I never thought about the possibility that they might have been happy for one last moment, so happy they ignored the danger. I never thought about how easy it is to look away from the end of the world if the person you love is right in front of you.
I sob until there's nothing left in me. I sob until my throat burns and my face is swollen and every bone in my body is heavy with exhaustion.
At some point, the sky outside the window darkens, but I don't move. I can't move. If I get up, I might have to be a person again, and right now I can't be that.
Time passes. The shadows on the ceiling crawl across the white paint, stretching and thinning. I stare up at them, empty in a way I've never been.
The silence now is worse than before, because there's nothing left inside me to push it away—no anger, no grief. Nothing.
My hand stings. I look down and see a smear of blood along my palm. I want to laugh, but I can't, not when it hurts just to breathe.
I drag myself off the floor and collapse face-first onto the couch.
I think about what he said, the way his voice shook when he told me he loved me and always had. The way he admitted to being a monster. The way he begged me to tell him how to fix it, like I'm the one holding the blueprints for his redemption.
Fuck him.
Fuck him for thinking I owe him redemption when he ruined us both.
Fuck him for turning me into someone I don't even recognize.
Fuck him for making me love him even now, when all I want is to carve him out of me with a knife.
He wants me to be the girl who forgives.
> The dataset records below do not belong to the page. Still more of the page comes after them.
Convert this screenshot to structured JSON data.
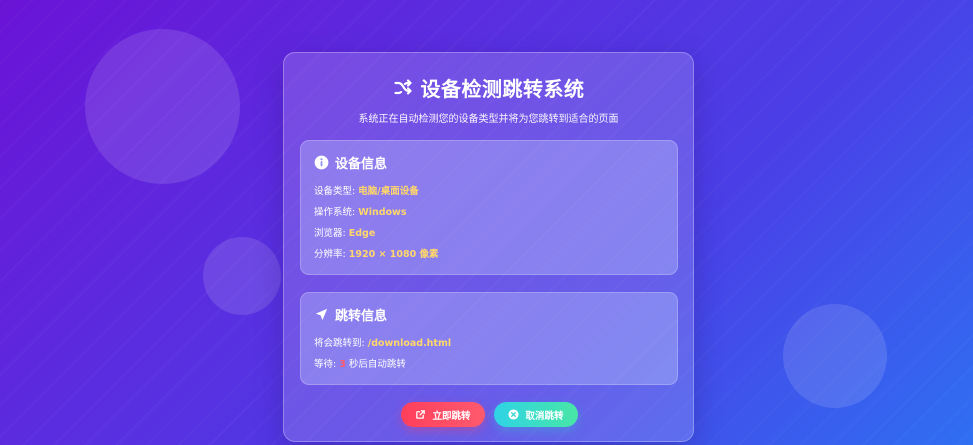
{
  "header": {
    "title": "设备检测跳转系统",
    "subtitle": "系统正在自动检测您的设备类型并将为您跳转到适合的页面",
    "icon": "shuffle-icon"
  },
  "device_info": {
    "heading": "设备信息",
    "icon": "info-circle-icon",
    "type_label": "设备类型:",
    "type_value": "电脑/桌面设备",
    "os_label": "操作系统:",
    "os_value": "Windows",
    "browser_label": "浏览器:",
    "browser_value": "Edge",
    "resolution_label": "分辨率:",
    "resolution_value": "1920 × 1080 像素"
  },
  "redirect_info": {
    "heading": "跳转信息",
    "icon": "location-arrow-icon",
    "target_label": "将会跳转到:",
    "target_value": "/download.html",
    "wait_label": "等待:",
    "countdown_value": "3",
    "wait_suffix": "秒后自动跳转"
  },
  "buttons": {
    "go_now": "立即跳转",
    "cancel": "取消跳转"
  },
  "colors": {
    "accent_value": "#ffd76a",
    "countdown": "#ff5a6a",
    "go_button": "#ff4560",
    "cancel_button": "#35d6d0"
  }
}
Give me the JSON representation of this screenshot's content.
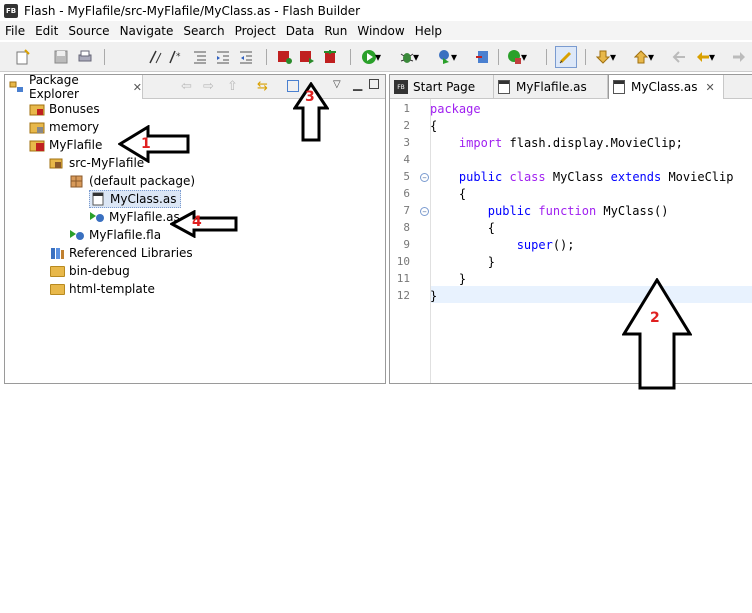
{
  "window": {
    "title": "Flash - MyFlafile/src-MyFlafile/MyClass.as - Flash Builder",
    "icon_text": "FB"
  },
  "menu": [
    "File",
    "Edit",
    "Source",
    "Navigate",
    "Search",
    "Project",
    "Data",
    "Run",
    "Window",
    "Help"
  ],
  "package_explorer": {
    "tab_label": "Package Explorer",
    "items": [
      {
        "label": "Bonuses",
        "icon": "project-folder-icon"
      },
      {
        "label": "memory",
        "icon": "project-folder-icon"
      },
      {
        "label": "MyFlafile",
        "icon": "flash-project-icon"
      },
      {
        "label": "src-MyFlafile",
        "icon": "source-folder-icon"
      },
      {
        "label": "(default package)",
        "icon": "package-icon"
      },
      {
        "label": "MyClass.as",
        "icon": "as-file-icon"
      },
      {
        "label": "MyFlafile.as",
        "icon": "run-as-file-icon"
      },
      {
        "label": "MyFlafile.fla",
        "icon": "fla-file-icon"
      },
      {
        "label": "Referenced Libraries",
        "icon": "library-icon"
      },
      {
        "label": "bin-debug",
        "icon": "folder-icon"
      },
      {
        "label": "html-template",
        "icon": "folder-icon"
      }
    ]
  },
  "editor": {
    "tabs": [
      {
        "label": "Start Page",
        "icon": "fb-icon"
      },
      {
        "label": "MyFlafile.as",
        "icon": "as-file-icon"
      },
      {
        "label": "MyClass.as",
        "icon": "as-file-icon",
        "active": true
      }
    ],
    "lines": [
      {
        "n": "1",
        "text": "package"
      },
      {
        "n": "2",
        "text": "{"
      },
      {
        "n": "3",
        "text": "    import flash.display.MovieClip;"
      },
      {
        "n": "4",
        "text": ""
      },
      {
        "n": "5",
        "text": "    public class MyClass extends MovieClip"
      },
      {
        "n": "6",
        "text": "    {"
      },
      {
        "n": "7",
        "text": "        public function MyClass()"
      },
      {
        "n": "8",
        "text": "        {"
      },
      {
        "n": "9",
        "text": "            super();"
      },
      {
        "n": "10",
        "text": "        }"
      },
      {
        "n": "11",
        "text": "    }"
      },
      {
        "n": "12",
        "text": "}"
      }
    ]
  },
  "annotations": {
    "a1": "1",
    "a2": "2",
    "a3": "3",
    "a4": "4"
  },
  "colors": {
    "keyword": "#a020f0",
    "keyword2": "#0000ff",
    "annotation": "#e02020"
  }
}
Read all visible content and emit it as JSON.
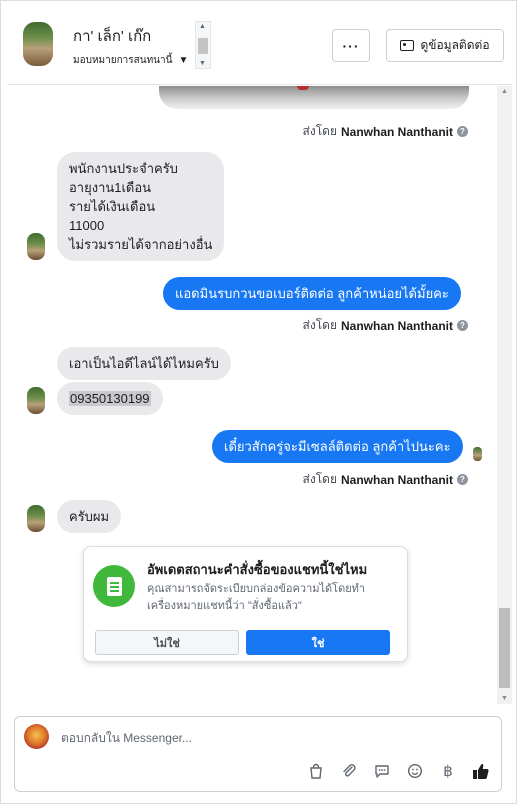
{
  "header": {
    "contact_name": "กา' เล็ก' เก๊ก",
    "assign_label": "มอบหมายการสนทนานี้",
    "more_label": "···",
    "contact_info_label": "ดูข้อมูลติดต่อ"
  },
  "thread": {
    "sent_by_prefix": "ส่งโดย",
    "sender_name": "Nanwhan Nanthanit",
    "messages": [
      {
        "direction": "in",
        "lines": [
          "พนักงานประจำครับ",
          "อายุงาน1เดือน",
          "รายได้เงินเดือน",
          "11000",
          "ไม่รวมรายได้จากอย่างอื่น"
        ]
      },
      {
        "direction": "out",
        "text": "แอดมินรบกวนขอเบอร์ติดต่อ ลูกค้าหน่อยได้มั้ยคะ"
      },
      {
        "direction": "in",
        "text": "เอาเป็นไอดีไลน์ได้ไหมครับ"
      },
      {
        "direction": "in",
        "text": "09350130199"
      },
      {
        "direction": "out",
        "text": "เดี๋ยวสักครู่จะมีเซลล์ติดต่อ ลูกค้าไปนะคะ"
      },
      {
        "direction": "in",
        "text": "ครับผม"
      }
    ]
  },
  "order_prompt": {
    "title": "อัพเดตสถานะคำสั่งซื้อของแชทนี้ใช่ไหม",
    "description": "คุณสามารถจัดระเบียบกล่องข้อความได้โดยทำเครื่องหมายแชทนี้ว่า \"สั่งซื้อแล้ว\"",
    "no_label": "ไม่ใช่",
    "yes_label": "ใช่"
  },
  "composer": {
    "placeholder": "ตอบกลับใน Messenger..."
  },
  "colors": {
    "accent": "#1877f2",
    "incoming_bubble": "#e9e9eb",
    "order_icon": "#3fb83c"
  },
  "icons": [
    "shopping-bag-icon",
    "paperclip-icon",
    "chat-icon",
    "emoji-icon",
    "baht-icon",
    "thumbs-up-icon"
  ]
}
He wants me to tell him that it's okay, that I understand, that I'm grateful to be alive, and that it was just fate or timing or whatever poetic bullshit he feeds himself to make it possible to sleep at night. But I'm not. I'm not okay, I don't understand, and I am so fucking sick and tired of hurting.
I sink deeper into the cushions, shuddering. I could lie here until my body rots. For a minute, I think about it. I think about the possibility of never standing up, never picking up the phone, never responding to another text, email, or knock at the door.
But then I remember his face, that desperate twist of hope when he looked at me, like maybe, maybe, if he groveled just right, I'd take him back. I remember how he said "Crawl" like it was a punishment, how he made me hate myself for wanting to do it anyway, just to be close to him.
I remember how many times I forgave him before, and how it never made anything better. It just taught him that he could keep doing it.
I'm not going to be that girl again.
I am done being the thing he shatters whenever he can't handle his own demons.
The city outside is alive with sirens and angry horns and other people's drama, but in here, there's nothing but the promise I make to myself in the dark.
Never again.I will never let him break me like this again.
I squeeze my fist, my nails biting into the fresh cut on my palm. I press until it throbs, letting the pain anchor me. It's a reminder that I'm still here, still breathing, still capable of feeling something besides grief.
I make myself another promise: I will be the last thing he ever gets to destroy.
The room is completely dark by the time I close my eyes. But for the first time in hours, I don't feel afraid.
The next two weeks are an exercise in endurance. The rules are simple: don't answer, don't engage, don't give him a single fucking inch.
My phone becomes a grenade. Every time it vibrates, the pin ticks down, daring me to pick up. I block him over and over, but he just tries a new number, a new way to reach me.
The urge to answer is as strong as the urge to smash my phone against a wall. I just let it ring instead. He leaves voicemails every single time, but I don't listen. I delete each one as soon as it appears.
The texts are worse. They come at all hours—full of everything I wanted to hear him say for years, like how he loves me, and how I'm the only thing he's ever wanted. He confesses every secret he's ever held, pouring them out through text like they're a thread binding us together.
After the first few, I stop reading them. At least, during the daylight hours, I do. But at night, when the silence is too loud? I pour over each one, hating him a little for saying it now, when it's too late.
The gifts start almost immediately.
A delivery guy shows up the morning after his confession with an armful of white roses and lilies, tied with a silk ribbon. I sign for it with a smile, take it inside, and dump the whole arrangement into the trash without even looking at the card.